Richtlinie des BMF vom 18.11.2010, BMF-010219/0288-VI/4/2010 gültig von 18.11.2010 bis 22.11.2011

UStR 2000, Umsatzsteuerrichtlinien 2000

Die Umsatzsteuerrichtlinien 2000 stellen einen Auslegungsbehelf zum Umsatzsteuergesetz 1994 dar, der im Interesse einer einheitlichen Vorgangsweise mitgeteilt wird. Die Umsatzsteuerrichtlinien sind als Zusammenfassung des geltenden Umsatzsteuerrechts und somit als Nachschlagewerk für die Verwaltungspraxis und die betriebliche Praxis anzusehen.

10. Steuersätze (§ 10 UStG 1994)

10.1. Normalsteuersatz

1161

Der Normalsteuersatz beträgt 20% und gilt für Lieferungen, sonstige Leistungen, Einfuhr, Eigenverbrauch und innergemeinschaftliche Erwerbe. Der Normalsteuersatz ist immer dann anzuwenden, wenn nicht Sondervorschriften wie Steuerbefreiung (zB § 6 UStG 1994), Steuerermäßigung (zB § 10 Abs. 2 UStG 1994) oder sonstige Ausnahmeregelungen (zB § 22 UStG 1994) in Betracht kommen.

Randzahlen 1162 bis 1165: derzeit frei.

10.2. Ermäßigter Steuersatz von 10%

10.2.1. Gegenstände der Anlage und Münzen

10.2.1.1. Gegenstände der Anlage Z 1 - 43Z 43a

1166

Die Gegenstände, deren Lieferung (einschließlich Werklieferung), Eigenverbrauch gemäß § 3 Abs. 2 und § 3a Abs. 1a UStG 1994, Einfuhr und innergemeinschaftlicher Erwerb dem ermäßigten Steuersatz von 10% unterliegen, sind in der Anlage Z 1 bis Z 43a erschöpfend aufgezählt.

1167

Die Anwendung des ermäßigten Steuersatzes ist nicht von einem buchmäßigen Nachweis abhängig und hat auch im Falle einer Schätzung des Umsatzes zu erfolgen.

1168

Die Zugehörigkeit der Gegenstände zu der Anlage richtet sich nach der Kombinierten Nomenklatur (KN, das ist der gemeinsame Zolltarif der EU).

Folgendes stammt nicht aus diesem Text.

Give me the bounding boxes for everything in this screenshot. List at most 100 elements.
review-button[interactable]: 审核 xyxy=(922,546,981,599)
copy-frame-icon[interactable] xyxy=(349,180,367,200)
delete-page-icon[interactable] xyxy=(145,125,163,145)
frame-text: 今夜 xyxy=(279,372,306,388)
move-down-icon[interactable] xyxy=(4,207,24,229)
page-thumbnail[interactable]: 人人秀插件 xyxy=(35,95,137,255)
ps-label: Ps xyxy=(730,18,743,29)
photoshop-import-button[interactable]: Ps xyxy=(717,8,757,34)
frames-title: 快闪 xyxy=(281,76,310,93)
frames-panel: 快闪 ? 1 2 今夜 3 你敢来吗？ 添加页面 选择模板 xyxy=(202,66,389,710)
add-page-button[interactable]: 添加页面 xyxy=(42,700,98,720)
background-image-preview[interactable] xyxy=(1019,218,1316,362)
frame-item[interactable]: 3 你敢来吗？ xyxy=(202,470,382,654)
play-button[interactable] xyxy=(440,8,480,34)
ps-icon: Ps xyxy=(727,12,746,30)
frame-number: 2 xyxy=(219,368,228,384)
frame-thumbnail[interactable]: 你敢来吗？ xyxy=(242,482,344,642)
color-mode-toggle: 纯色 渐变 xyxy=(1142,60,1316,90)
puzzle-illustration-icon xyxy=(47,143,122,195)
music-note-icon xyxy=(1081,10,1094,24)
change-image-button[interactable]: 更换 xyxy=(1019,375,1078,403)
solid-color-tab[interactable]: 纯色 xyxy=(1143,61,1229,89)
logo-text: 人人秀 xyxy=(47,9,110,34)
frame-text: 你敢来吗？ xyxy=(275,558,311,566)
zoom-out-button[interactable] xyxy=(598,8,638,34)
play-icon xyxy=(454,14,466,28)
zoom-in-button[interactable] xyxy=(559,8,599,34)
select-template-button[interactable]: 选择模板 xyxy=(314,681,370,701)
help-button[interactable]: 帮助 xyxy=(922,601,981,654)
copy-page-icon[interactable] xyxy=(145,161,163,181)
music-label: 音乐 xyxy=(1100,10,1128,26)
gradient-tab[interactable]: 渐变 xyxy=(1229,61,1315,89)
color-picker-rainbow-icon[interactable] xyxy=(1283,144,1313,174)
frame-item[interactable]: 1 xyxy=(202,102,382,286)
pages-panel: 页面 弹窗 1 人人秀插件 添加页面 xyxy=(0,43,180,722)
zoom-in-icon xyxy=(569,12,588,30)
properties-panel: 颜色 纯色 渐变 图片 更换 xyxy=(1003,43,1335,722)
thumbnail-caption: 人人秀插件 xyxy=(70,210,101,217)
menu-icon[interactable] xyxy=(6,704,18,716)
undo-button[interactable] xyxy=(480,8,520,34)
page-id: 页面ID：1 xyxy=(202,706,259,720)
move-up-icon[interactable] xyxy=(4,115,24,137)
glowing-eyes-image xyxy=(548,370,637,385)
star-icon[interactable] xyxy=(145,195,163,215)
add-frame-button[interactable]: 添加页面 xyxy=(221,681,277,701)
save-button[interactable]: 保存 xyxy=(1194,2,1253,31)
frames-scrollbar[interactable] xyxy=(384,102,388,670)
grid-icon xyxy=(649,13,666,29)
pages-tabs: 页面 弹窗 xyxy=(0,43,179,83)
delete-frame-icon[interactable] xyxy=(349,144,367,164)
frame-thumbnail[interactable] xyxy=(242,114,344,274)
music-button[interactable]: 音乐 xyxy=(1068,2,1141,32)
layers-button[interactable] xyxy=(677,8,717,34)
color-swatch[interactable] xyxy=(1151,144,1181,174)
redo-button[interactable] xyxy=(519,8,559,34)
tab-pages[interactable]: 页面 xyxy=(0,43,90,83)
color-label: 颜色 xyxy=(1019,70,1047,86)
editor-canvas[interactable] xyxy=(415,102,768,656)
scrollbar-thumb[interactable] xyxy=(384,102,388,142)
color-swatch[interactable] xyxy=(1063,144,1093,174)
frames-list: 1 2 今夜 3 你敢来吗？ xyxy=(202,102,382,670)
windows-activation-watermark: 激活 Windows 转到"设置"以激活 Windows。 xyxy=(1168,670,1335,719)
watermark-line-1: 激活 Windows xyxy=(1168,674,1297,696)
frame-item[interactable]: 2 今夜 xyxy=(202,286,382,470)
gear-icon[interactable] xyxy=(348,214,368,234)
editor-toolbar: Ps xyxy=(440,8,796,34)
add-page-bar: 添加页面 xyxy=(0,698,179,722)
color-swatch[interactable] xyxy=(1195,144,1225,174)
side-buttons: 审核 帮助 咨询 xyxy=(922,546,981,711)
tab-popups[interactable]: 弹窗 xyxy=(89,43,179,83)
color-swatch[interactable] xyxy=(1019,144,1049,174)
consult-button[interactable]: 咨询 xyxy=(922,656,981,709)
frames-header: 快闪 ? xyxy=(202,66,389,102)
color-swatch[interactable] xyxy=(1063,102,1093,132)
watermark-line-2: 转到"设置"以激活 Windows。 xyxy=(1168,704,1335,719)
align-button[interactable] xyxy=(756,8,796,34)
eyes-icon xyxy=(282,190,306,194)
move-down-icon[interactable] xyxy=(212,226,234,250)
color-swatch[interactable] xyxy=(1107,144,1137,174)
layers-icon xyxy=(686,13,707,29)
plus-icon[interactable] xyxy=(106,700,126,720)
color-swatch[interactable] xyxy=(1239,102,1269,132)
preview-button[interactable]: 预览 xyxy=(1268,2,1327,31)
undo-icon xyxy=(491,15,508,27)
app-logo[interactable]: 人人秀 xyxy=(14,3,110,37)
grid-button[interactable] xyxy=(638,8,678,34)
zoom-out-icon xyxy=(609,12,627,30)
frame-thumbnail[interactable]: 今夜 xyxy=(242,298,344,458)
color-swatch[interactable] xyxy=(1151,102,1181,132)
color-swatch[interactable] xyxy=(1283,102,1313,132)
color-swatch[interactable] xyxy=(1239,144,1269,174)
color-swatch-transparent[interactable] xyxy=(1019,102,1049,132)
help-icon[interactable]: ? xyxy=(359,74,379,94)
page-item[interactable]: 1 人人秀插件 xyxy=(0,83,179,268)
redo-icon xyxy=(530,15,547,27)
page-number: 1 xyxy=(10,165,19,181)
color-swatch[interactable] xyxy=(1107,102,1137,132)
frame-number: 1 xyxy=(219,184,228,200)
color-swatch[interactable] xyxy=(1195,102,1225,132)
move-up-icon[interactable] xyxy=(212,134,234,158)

Maßgebend für die Einreihung von Waren in den Zolltarif sind der Wortlaut der Positionen bzw. Unterpositionen und die Anmerkungen zu den Abschnitten, nicht die Überschriften. Die für die Tarifierung maßgeblichen EU-Vorschriften sind im Österreichischen Gebrauchszolltarif und in den Erläuterungen zum Österreichischen Zolltarif enthalten.

1169

Bei Lieferungen von Gegenständen der Anlage ist der Grundsatz der Einheitlichkeit der Leistung anzuwenden, daher gilt der ermäßigte Steuersatz auch für unselbständige Nebenleistungen (zB Beförderung eines Gegenstandes, Verpackungen, Behältnisse, Warenumschließungen), auch wenn das Entgelt für die Nebenleistung gesondert in Rechnung gestellt wird.

1170

Eine unselbständige Nebenleistung zur Lieferung von Wasser ist zB die Vermietung von Zählern, für die neben der laufenden Gebühr auch noch eine Grundgebühr eingehoben wird; ebenso eine Leistung, für die eine so genannte Anschlussgebühr verrechnet wird. Wird Obst oder Gemüse in Mehrweggebinden geliefert, so ist davon auszugehen, dass es sich um eine einheitliche Leistung handelt und das vom Käufer aufgewendete Pfandgeld Teil des Entgelts für die einheitliche Warenlieferung ist. Bei Rückerstattung des Pfandgeldes liegt eine Entgeltsminderung nach § 16 UStG 1994 vor. Daher ist für die Lieferung von Obst und Gemüse in Mehrweggebinden der ermäßigte Steuersatz anzuwenden.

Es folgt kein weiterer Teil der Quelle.